“He said you were rushing towards death”
This blog has been missing some Bogart.
So I went back, back to the role which made Bogart a name, and set him on a course for superstardom: 1941's High Sierra.
Bogart had been working for years, and had some notice for 1936’s The Petrified Forest, but he toiled in b-pictures and supporting roles for the next couple of years.
Weathered, world-weary, a tough exterior hiding an empathetic soul, High Sierra’s Earle feels like a vintage Bogart part - since it is the start of his rise, it also carries an energy and a sense of newness.
Introduced as a pardoned convict, Earle is a man who is used to being in control, but is now in a position where he controls nothing. The character’s conundrum almost plays like a meta-textual narrative for the fledgling star - older than his compatriots, yet still hungering for a shot at the big time.
Earle’s increasing anxiety over his reduced status feels like an extension of the performer, as the actor finds his way into the persona that would define his stardom.
The film also plays as an eulogy for the gangster film. Earle is a man out of time, and the old world he represents - like his old boss Mac (Donald MacBride) - is dying.
Earle has gone from being the violent young man, to an angry old one.
At the end of the movie, Earle goes back to his old ways and tries to go on the run.
But once again, Earle is not with the times: We get a montage showing the police using radios and maps to track him.
Certain elements are out of time in other ways: Algernon (Willie Best) is a cliched black servant - constantly sleeping on the job, he also has a comical reaction where he goes cross-eyed.

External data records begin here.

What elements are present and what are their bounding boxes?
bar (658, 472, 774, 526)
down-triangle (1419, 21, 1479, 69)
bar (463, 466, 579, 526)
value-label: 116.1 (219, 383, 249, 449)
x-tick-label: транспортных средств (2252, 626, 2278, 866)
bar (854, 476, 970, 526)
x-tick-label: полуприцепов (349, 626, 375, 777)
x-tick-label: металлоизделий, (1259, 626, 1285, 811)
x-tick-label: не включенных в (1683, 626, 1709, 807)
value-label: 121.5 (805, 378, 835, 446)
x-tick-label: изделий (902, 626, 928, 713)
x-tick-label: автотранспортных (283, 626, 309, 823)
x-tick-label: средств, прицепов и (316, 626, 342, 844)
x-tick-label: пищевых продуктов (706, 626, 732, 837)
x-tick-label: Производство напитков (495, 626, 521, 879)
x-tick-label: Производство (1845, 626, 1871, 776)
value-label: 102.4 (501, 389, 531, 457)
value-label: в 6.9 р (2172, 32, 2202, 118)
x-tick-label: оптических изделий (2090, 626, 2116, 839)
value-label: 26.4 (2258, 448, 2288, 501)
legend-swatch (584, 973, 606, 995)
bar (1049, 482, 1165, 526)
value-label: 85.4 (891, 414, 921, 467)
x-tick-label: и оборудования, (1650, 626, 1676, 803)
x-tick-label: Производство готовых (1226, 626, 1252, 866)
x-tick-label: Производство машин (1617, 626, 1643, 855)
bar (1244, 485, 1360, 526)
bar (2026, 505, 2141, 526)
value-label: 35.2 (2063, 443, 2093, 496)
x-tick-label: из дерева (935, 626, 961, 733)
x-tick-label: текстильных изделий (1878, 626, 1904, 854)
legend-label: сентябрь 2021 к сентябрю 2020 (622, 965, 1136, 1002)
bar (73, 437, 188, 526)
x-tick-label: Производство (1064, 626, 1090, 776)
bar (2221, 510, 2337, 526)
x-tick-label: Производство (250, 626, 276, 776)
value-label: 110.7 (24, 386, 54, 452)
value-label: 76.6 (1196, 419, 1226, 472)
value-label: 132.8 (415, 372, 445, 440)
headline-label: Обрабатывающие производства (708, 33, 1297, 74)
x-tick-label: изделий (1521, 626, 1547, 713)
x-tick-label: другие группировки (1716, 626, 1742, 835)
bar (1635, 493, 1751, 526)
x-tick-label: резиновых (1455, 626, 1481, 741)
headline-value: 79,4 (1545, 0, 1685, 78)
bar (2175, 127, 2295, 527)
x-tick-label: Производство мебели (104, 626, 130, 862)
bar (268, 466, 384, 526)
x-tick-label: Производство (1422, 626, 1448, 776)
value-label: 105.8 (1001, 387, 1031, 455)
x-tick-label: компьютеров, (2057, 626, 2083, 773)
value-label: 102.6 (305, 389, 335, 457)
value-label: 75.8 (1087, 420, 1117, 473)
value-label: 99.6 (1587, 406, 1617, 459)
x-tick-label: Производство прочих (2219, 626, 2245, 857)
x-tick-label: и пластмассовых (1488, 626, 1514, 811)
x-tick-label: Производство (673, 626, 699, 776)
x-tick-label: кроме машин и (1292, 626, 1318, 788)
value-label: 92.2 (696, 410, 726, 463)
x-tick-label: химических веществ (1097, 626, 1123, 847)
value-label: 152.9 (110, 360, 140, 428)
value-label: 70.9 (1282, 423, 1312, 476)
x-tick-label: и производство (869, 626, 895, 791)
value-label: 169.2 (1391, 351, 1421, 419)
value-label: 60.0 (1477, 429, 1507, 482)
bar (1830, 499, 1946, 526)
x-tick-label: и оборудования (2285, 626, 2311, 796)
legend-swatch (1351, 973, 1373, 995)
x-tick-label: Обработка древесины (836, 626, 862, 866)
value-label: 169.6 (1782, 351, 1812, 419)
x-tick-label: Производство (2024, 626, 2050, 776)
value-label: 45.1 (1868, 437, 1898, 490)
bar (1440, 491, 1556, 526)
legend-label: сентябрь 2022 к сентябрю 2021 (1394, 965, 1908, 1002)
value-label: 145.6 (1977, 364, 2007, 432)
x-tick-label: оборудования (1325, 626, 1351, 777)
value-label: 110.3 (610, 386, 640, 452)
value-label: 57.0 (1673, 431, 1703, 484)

It is a trope Jordan Peele recalled in a Key & Peele sketch about black roles in old studio movies.
An important movie, but not one I can see myself going back to.
It is a tad slow, and the focus on Earle’s relationship with a disabled girl is so saccharine it feels like the studio is trying to overcompensate for the character’s brutality.
The subplot feels more extraneous when the film already has Earle matched with Ida Lupino’s Marie, a tough gunmole who is introduced playing gangsters off against each other, and the one person who brings out the old gangster’s humanity.